I respect such differences. However, I would caution
that such differences of opinion should not be allowed to
thwart this unique - and necessary - opportunity
to fix our ailing indigent defense system, - a system that
represents eight out of ten defendants in this state - and
to put the State on the correct path to complying reasonably
with its constitutional duty.
I am also here to ask you and the Task Force to explore
ways to reduce the need for indigent defense and,
therefore, to reduce its costs, while still protecting the
public. This can be done, in my opinion, in several
ways, such as developing more strategies for diverting cases
from the formal system, through early intervention juvenile
diversion programs, or through such adult diversionary strategies
as the expanded use of drug courts, shoplifting programs,
traffic and misdemeanor probation programs, mental health
perspectives in courts, and other forms of adult diversion.
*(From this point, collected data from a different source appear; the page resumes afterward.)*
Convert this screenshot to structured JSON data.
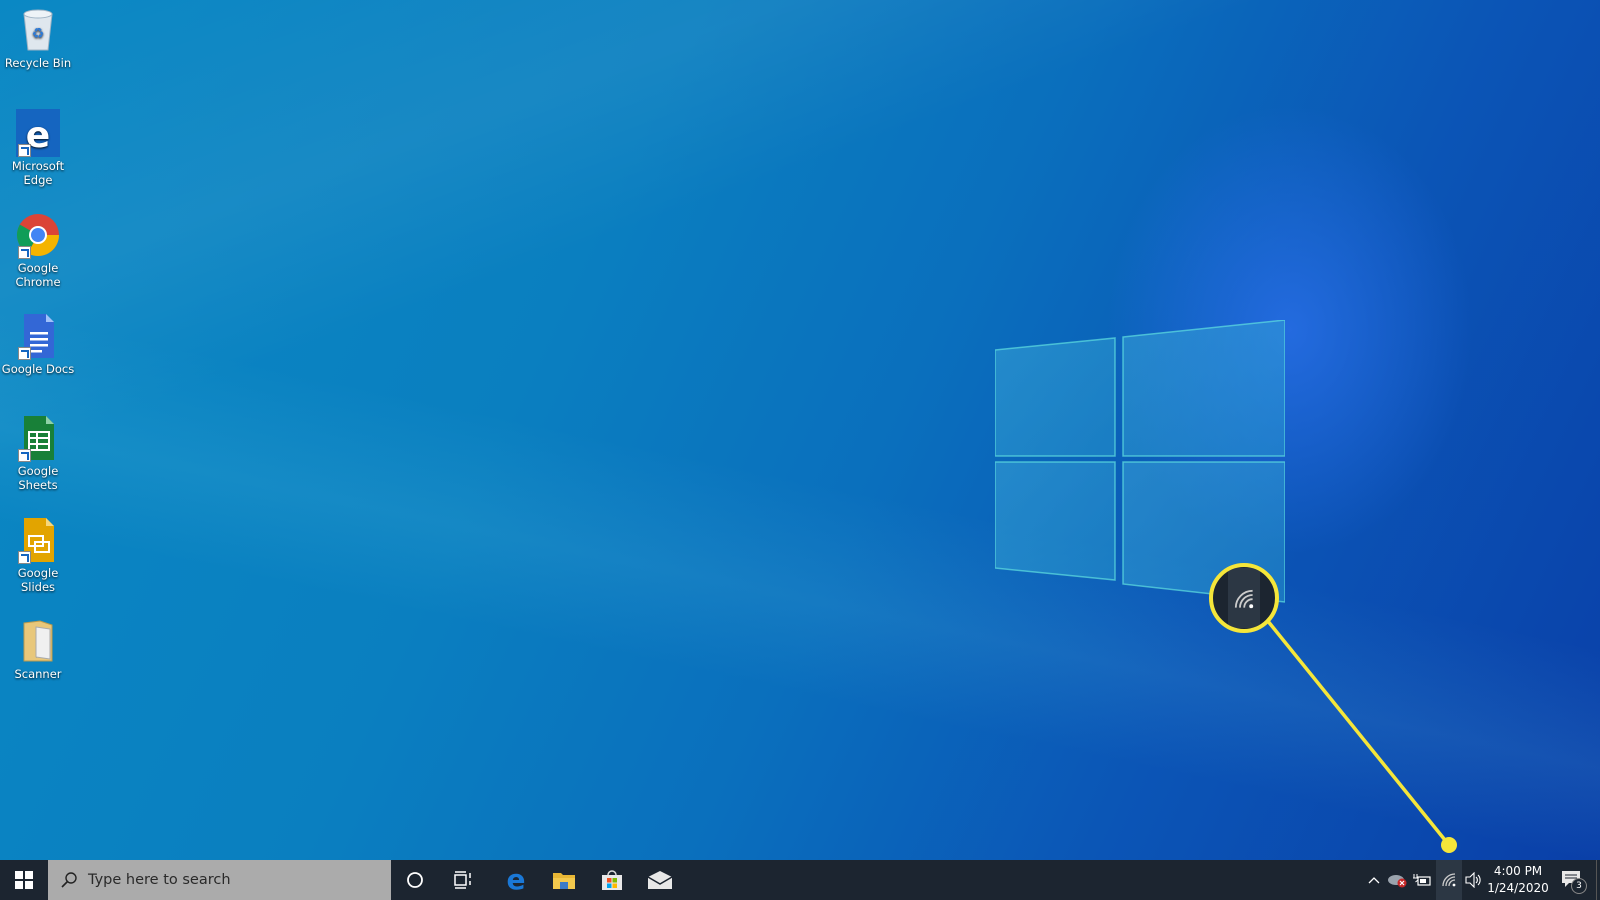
{
  "desktop": {
    "icons": [
      {
        "name": "recycle-bin",
        "label": "Recycle Bin",
        "shortcut": false
      },
      {
        "name": "microsoft-edge",
        "label": "Microsoft Edge",
        "shortcut": true
      },
      {
        "name": "google-chrome",
        "label": "Google Chrome",
        "shortcut": true
      },
      {
        "name": "google-docs",
        "label": "Google Docs",
        "shortcut": true
      },
      {
        "name": "google-sheets",
        "label": "Google Sheets",
        "shortcut": true
      },
      {
        "name": "google-slides",
        "label": "Google Slides",
        "shortcut": true
      },
      {
        "name": "scanner",
        "label": "Scanner",
        "shortcut": false
      }
    ]
  },
  "taskbar": {
    "start_icon": "windows-start-icon",
    "search_placeholder": "Type here to search",
    "pinned": [
      {
        "name": "cortana",
        "icon": "circle-icon"
      },
      {
        "name": "task-view",
        "icon": "task-view-icon"
      },
      {
        "name": "edge",
        "icon": "edge-icon"
      },
      {
        "name": "file-explorer",
        "icon": "folder-icon"
      },
      {
        "name": "microsoft-store",
        "icon": "store-bag-icon"
      },
      {
        "name": "mail",
        "icon": "mail-icon"
      }
    ],
    "tray": {
      "overflow_icon": "chevron-up-icon",
      "onedrive_icon": "cloud-error-icon",
      "battery_icon": "battery-charging-icon",
      "network_icon": "wifi-icon",
      "volume_icon": "speaker-icon",
      "time": "4:00 PM",
      "date": "1/24/2020",
      "notifications_count": "3"
    }
  },
  "annotation": {
    "type": "callout-magnifier",
    "target": "network-wifi-icon",
    "color": "#f5e63a"
  }
}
Further,
strategies should be explored to reduce the number of re-trials
made necessary by faulty police line-up and photo spread
procedures, inappropriate of out-moded interrogation
procedures, unaccredited and under-funded forensic laboratories,
and other sources of wrongful conviction. (As an aside,
the advent of DNA testing as a reliable forensic tool has
produced over the past few years in this country the release
of upwards of 200 persons convicted of serious crimes.)
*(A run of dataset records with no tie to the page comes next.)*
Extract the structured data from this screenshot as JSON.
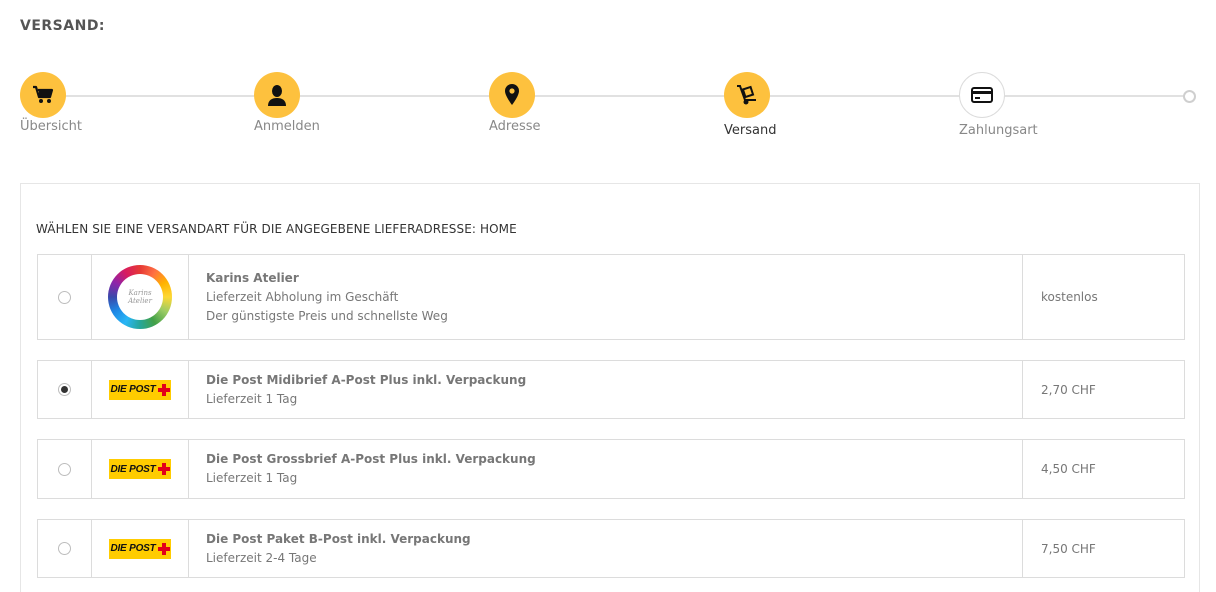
{
  "page": {
    "title": "VERSAND:"
  },
  "steps": [
    {
      "label": "Übersicht",
      "icon": "cart-icon",
      "state": "done"
    },
    {
      "label": "Anmelden",
      "icon": "user-icon",
      "state": "done"
    },
    {
      "label": "Adresse",
      "icon": "map-pin-icon",
      "state": "done"
    },
    {
      "label": "Versand",
      "icon": "hand-truck-icon",
      "state": "current"
    },
    {
      "label": "Zahlungsart",
      "icon": "credit-card-icon",
      "state": "future"
    }
  ],
  "shipping": {
    "section_title": "WÄHLEN SIE EINE VERSANDART FÜR DIE ANGEGEBENE LIEFERADRESSE: HOME",
    "options": [
      {
        "name": "Karins Atelier",
        "lines": [
          "Lieferzeit Abholung im Geschäft",
          "Der günstigste Preis und schnellste Weg"
        ],
        "price": "kostenlos",
        "selected": false,
        "logo": "karins-atelier-logo",
        "logo_text": "Karins Atelier"
      },
      {
        "name": "Die Post Midibrief A-Post Plus inkl. Verpackung",
        "lines": [
          "Lieferzeit 1 Tag"
        ],
        "price": "2,70 CHF",
        "selected": true,
        "logo": "die-post-logo",
        "logo_text": "DIE POST"
      },
      {
        "name": "Die Post Grossbrief A-Post Plus inkl. Verpackung",
        "lines": [
          "Lieferzeit 1 Tag"
        ],
        "price": "4,50 CHF",
        "selected": false,
        "logo": "die-post-logo",
        "logo_text": "DIE POST"
      },
      {
        "name": "Die Post Paket B-Post inkl. Verpackung",
        "lines": [
          "Lieferzeit 2-4 Tage"
        ],
        "price": "7,50 CHF",
        "selected": false,
        "logo": "die-post-logo",
        "logo_text": "DIE POST"
      }
    ]
  },
  "colors": {
    "accent": "#fdc13e",
    "post_yellow": "#ffcc00",
    "post_red": "#e2001a"
  }
}
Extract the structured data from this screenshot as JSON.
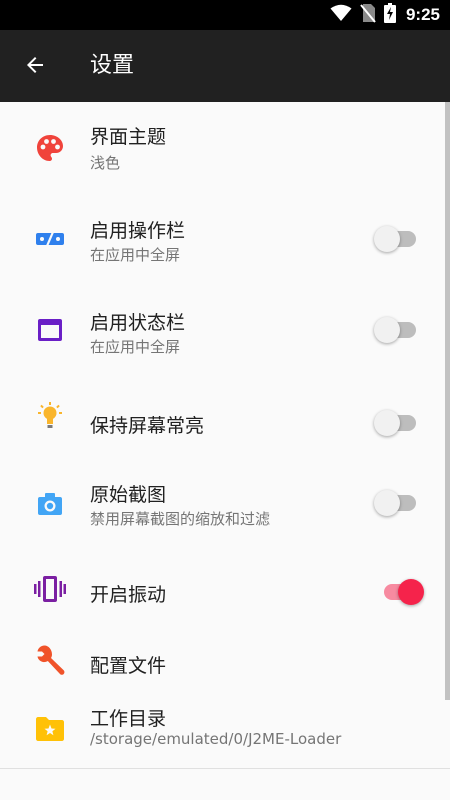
{
  "status_bar": {
    "time": "9:25"
  },
  "toolbar": {
    "title": "设置"
  },
  "colors": {
    "toolbar_bg": "#212121",
    "switch_on_thumb": "#f5234b",
    "switch_on_track": "#f78aa0",
    "switch_off_thumb": "#f1f1f1",
    "switch_off_track": "#bdbdbd"
  },
  "settings": [
    {
      "title": "界面主题",
      "subtitle": "浅色",
      "icon": "palette-icon"
    },
    {
      "title": "启用操作栏",
      "subtitle": "在应用中全屏",
      "icon": "action-bar-icon",
      "toggle": false
    },
    {
      "title": "启用状态栏",
      "subtitle": "在应用中全屏",
      "icon": "window-icon",
      "toggle": false
    },
    {
      "title": "保持屏幕常亮",
      "icon": "lightbulb-icon",
      "toggle": false
    },
    {
      "title": "原始截图",
      "subtitle": "禁用屏幕截图的缩放和过滤",
      "icon": "camera-icon",
      "toggle": false
    },
    {
      "title": "开启振动",
      "icon": "vibration-icon",
      "toggle": true
    },
    {
      "title": "配置文件",
      "icon": "wrench-icon"
    },
    {
      "title": "工作目录",
      "subtitle": "/storage/emulated/0/J2ME-Loader",
      "icon": "folder-star-icon"
    }
  ]
}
Several years ago, I appeared before you and urged a call
to action to address the deplorable state of our juvenile
justice system. You responded, quickly and effectively,
and our state is on its way to real juvenile justice reform.
I ask you to do the same with indigent defense. We owe
it to our citizens, especially to the victims of crime, to
do what we can to insure that convictions are obtained that
will survive the appellate process and constitutional challenge.
As a Supreme Court Justice, I must be an advocate of compliance
with the mandates of our state and federal constitutions,
and therefore, I admonish you, simply, to do the right thing.
Provide for a workable and adequately funded indigent
defense system, so that another victim does not have to go
through the agony of an overturned conviction and repeat of
grueling trial testimony, or so that an innocent person is
spared the ordeal of an unjust conviction and punishment.
This is just one of your many challenges, as well as your
responsibility. Let us show the people that our State
is more than up to that challenge.
In conclusion, let me again say what an honor and privilege
it is to be before you today. We greatly appreciate
your courtesies. On behalf of the state judiciary,
thank you President Hines, Speaker Salter, and all of
you, the dedicated members of our state Legislature, for opening
your chamber to us today, for your attention to my remarks,
and for your unfailing devotion to the people of Louisiana.